As far as Christmas goes, we're spending Christmas Eve with the Martinez family (the ones that have the daughters our age who we're friends with, one of whom is my long lost sister Charlyn :). It will be fun because they are starting to feel like family too :) They've also invited us for New Years to burn the doll of the Año Viejo. It's this scarecrow looking thing they make and stuff with an article each person adds from the year and then they fill the rest with fireworks. I think it's sort of like a Guy Fox Day but with New Years. There's also a parade on Christmas night so we're going to watch that (I'm not a big parade person but might as well see what Panama has to offer..I think it will be a ghetto version of Holidazzle).
They changed our Pday to Christmas Day so today we're only using the internet and then working after. I'm not exactly sure what else we're going to do on Christmas day because everything will be closed and everyone will be together with their families. Maybe we'll do something as a zone but I'm not sure.
The other day I was writing in my journal and I remembered another story Hermana Madrigal told me when I was waiting for my interview. She told about a type of bird that lives high in the mountains. When it gets old (like 20 years) it flies up to the top of the mountain and goes through a very painful process where it has to remove it's own beak by pounding it against the rocks. Some don't do it because it's so painful, and they die pretty soon after. But if they DO go through the process to remove it, and pull out all their feathers as well, new ones grow in and they can live another 20 years. On our missions (or other times in life) we are like the birds. It's painful sometimes, but it's a growth process and we need it. Deep down, I want this. I didn't have plans to serve a mission, I didn't really want to come, but my spirit needs to shed it's old skin and experience a rebirth. And right now I'm going through the process of pounding out the vices to purge my spirit and help it grow.

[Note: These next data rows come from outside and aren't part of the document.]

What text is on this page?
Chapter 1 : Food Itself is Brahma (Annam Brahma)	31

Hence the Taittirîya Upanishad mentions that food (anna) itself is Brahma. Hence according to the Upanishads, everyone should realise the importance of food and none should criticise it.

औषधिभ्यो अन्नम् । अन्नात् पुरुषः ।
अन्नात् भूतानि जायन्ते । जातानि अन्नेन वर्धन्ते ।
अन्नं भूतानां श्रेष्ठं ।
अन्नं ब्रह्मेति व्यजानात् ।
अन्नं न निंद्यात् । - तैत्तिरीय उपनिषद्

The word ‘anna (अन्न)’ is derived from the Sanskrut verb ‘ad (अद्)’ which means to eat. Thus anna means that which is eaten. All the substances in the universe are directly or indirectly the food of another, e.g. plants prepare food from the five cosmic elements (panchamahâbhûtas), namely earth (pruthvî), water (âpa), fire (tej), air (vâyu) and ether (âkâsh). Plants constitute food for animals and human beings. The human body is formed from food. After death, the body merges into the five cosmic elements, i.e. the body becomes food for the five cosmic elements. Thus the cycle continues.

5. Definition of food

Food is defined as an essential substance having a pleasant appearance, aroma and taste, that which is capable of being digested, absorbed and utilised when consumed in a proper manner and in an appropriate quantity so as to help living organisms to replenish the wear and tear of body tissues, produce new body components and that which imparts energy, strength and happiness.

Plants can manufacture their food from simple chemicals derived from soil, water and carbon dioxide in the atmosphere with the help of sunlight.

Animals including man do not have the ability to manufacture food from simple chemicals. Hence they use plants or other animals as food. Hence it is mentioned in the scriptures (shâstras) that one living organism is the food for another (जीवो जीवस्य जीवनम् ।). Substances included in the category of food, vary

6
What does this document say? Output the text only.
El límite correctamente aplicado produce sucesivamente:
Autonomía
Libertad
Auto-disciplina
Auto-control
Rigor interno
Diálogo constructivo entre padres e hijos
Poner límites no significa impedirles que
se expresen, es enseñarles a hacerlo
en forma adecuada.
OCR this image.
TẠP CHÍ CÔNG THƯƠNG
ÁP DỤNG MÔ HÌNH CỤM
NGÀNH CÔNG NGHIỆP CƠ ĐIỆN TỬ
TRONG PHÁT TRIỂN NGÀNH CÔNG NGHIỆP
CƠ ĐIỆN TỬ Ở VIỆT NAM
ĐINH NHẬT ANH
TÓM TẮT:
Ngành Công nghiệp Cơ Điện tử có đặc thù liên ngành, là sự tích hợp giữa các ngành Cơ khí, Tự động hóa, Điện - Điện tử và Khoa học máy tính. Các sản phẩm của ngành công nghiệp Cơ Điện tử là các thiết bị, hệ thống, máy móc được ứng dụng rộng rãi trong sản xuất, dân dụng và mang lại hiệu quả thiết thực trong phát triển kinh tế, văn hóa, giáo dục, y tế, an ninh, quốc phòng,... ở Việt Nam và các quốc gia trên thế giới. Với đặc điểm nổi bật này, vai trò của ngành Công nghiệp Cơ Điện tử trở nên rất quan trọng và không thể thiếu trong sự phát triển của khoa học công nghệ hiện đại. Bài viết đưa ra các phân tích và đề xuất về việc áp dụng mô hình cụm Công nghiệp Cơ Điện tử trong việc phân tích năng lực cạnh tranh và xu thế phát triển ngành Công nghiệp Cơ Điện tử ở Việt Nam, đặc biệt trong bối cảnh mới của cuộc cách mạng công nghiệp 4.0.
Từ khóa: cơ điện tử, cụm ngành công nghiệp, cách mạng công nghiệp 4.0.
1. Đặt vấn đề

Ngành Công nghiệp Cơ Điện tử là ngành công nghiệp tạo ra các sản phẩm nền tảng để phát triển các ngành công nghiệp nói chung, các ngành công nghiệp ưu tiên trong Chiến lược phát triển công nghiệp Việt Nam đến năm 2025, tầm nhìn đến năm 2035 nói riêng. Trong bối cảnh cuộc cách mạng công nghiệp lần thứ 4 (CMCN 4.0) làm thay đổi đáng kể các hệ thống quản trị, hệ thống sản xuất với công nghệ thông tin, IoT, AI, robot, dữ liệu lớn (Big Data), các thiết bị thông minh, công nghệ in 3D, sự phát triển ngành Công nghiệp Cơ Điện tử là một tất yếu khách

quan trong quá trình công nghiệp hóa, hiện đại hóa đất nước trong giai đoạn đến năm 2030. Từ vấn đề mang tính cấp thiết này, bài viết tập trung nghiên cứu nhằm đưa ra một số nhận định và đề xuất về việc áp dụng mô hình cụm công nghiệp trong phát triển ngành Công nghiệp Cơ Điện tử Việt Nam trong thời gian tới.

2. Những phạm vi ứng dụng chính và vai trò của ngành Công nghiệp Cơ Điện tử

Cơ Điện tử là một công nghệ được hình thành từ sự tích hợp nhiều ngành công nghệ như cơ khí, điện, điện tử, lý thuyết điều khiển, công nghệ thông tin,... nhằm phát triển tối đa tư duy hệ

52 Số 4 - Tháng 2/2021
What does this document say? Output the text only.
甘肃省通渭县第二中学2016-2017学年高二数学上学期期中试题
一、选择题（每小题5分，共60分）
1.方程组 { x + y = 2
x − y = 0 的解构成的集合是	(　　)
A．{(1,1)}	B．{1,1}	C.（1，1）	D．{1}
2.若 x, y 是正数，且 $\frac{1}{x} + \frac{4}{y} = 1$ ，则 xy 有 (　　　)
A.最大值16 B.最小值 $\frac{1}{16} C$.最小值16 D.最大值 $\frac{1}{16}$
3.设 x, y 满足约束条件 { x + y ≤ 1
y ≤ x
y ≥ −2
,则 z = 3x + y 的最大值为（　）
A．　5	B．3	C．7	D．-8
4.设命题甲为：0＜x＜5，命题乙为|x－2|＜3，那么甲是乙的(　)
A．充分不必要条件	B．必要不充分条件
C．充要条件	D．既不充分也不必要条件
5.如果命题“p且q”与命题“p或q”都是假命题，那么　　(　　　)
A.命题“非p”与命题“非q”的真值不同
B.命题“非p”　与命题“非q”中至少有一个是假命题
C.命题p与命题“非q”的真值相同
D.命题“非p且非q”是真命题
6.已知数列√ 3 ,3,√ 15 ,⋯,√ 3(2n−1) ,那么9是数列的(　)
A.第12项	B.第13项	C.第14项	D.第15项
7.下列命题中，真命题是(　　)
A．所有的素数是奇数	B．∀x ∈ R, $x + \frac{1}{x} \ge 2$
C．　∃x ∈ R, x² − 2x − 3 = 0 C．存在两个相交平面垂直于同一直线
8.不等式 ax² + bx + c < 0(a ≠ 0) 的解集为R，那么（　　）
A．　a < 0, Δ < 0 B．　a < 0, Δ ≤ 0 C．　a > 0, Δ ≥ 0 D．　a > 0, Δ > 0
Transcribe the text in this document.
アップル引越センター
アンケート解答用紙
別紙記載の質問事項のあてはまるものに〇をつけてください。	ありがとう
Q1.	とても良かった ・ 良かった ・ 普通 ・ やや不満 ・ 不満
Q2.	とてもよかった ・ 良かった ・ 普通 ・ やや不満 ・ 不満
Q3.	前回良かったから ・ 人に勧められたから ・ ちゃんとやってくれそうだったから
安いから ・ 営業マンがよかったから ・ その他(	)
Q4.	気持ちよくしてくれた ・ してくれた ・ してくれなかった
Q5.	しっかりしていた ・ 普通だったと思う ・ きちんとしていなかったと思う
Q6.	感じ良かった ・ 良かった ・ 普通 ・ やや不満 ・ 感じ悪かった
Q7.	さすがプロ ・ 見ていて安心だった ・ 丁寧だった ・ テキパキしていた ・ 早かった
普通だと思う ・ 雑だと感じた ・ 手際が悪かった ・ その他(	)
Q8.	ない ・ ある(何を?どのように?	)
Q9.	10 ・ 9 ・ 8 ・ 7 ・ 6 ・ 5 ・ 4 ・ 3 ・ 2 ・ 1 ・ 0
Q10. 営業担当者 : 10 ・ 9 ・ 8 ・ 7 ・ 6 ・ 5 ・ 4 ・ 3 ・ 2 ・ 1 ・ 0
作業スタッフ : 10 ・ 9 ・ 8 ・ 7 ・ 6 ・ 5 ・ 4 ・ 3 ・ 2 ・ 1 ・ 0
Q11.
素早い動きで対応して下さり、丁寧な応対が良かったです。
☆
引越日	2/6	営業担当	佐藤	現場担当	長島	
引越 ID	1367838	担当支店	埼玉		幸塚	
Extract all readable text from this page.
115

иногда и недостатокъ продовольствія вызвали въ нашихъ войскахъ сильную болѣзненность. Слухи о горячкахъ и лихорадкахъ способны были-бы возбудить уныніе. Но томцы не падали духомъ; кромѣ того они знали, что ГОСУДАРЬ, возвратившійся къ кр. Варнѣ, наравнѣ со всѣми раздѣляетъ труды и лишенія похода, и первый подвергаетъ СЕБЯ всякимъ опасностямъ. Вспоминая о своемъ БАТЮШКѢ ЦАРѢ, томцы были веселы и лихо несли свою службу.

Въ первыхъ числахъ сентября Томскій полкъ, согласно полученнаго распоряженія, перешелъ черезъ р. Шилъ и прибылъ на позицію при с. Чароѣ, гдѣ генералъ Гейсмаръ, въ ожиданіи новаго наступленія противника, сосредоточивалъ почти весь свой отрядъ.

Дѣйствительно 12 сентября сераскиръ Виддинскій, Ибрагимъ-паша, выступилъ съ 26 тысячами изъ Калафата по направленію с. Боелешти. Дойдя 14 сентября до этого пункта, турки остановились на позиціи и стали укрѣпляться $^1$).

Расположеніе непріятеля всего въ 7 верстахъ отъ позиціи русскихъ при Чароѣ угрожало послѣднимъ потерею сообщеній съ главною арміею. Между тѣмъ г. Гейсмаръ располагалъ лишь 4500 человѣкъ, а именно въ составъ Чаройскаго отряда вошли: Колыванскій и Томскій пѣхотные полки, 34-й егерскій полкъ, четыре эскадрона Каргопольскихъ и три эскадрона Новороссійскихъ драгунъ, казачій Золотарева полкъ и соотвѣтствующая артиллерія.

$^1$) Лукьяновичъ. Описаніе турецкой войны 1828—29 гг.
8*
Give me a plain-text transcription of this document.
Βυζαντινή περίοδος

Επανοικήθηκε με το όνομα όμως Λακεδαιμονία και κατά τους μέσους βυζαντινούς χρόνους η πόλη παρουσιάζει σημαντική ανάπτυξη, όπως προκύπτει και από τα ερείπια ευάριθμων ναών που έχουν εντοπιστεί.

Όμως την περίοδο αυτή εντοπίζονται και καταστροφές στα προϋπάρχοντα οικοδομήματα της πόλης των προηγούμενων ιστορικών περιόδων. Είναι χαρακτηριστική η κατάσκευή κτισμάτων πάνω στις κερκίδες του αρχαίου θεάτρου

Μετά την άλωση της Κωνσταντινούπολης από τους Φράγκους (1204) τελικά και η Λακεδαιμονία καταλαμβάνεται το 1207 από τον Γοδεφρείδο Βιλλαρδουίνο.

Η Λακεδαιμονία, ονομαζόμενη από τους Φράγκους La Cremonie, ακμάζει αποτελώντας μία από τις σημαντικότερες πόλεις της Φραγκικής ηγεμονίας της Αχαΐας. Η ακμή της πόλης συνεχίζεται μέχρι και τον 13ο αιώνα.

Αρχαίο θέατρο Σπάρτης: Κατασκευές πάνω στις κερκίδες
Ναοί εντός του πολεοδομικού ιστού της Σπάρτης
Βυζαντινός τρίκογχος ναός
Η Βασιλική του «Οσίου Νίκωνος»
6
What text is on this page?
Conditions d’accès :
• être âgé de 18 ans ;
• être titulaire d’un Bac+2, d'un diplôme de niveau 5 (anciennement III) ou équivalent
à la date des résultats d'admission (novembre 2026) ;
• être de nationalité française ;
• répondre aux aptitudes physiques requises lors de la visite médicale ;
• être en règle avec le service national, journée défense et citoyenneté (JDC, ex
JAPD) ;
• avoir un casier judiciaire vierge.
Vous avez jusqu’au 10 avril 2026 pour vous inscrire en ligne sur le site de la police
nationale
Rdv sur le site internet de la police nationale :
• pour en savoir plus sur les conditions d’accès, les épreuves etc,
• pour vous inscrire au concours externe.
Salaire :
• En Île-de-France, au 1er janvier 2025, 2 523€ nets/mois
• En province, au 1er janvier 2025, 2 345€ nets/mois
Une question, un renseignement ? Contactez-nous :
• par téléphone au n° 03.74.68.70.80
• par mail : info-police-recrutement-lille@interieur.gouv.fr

I keep reminding myself of my old motto: "I can do big things."This is probably the biggest things I've ever done, and I can do it. Even though it's hard and hurts sometimes. BUT. I also need to have more faith that I can do this and be happy doing it. I need to let go of the little bits of my old self and my old life that I'm still holding onto. I need to give everything, all of me, my whole self to Christ. I need to turn myself inside out for Him and let Him in. Only then will I be able to live again. I need to lose my life in His work, and then I will find it.
Welp, those are my thoughts of late. My time is up but have a happy happy Christmas and I'll talk to you Friday!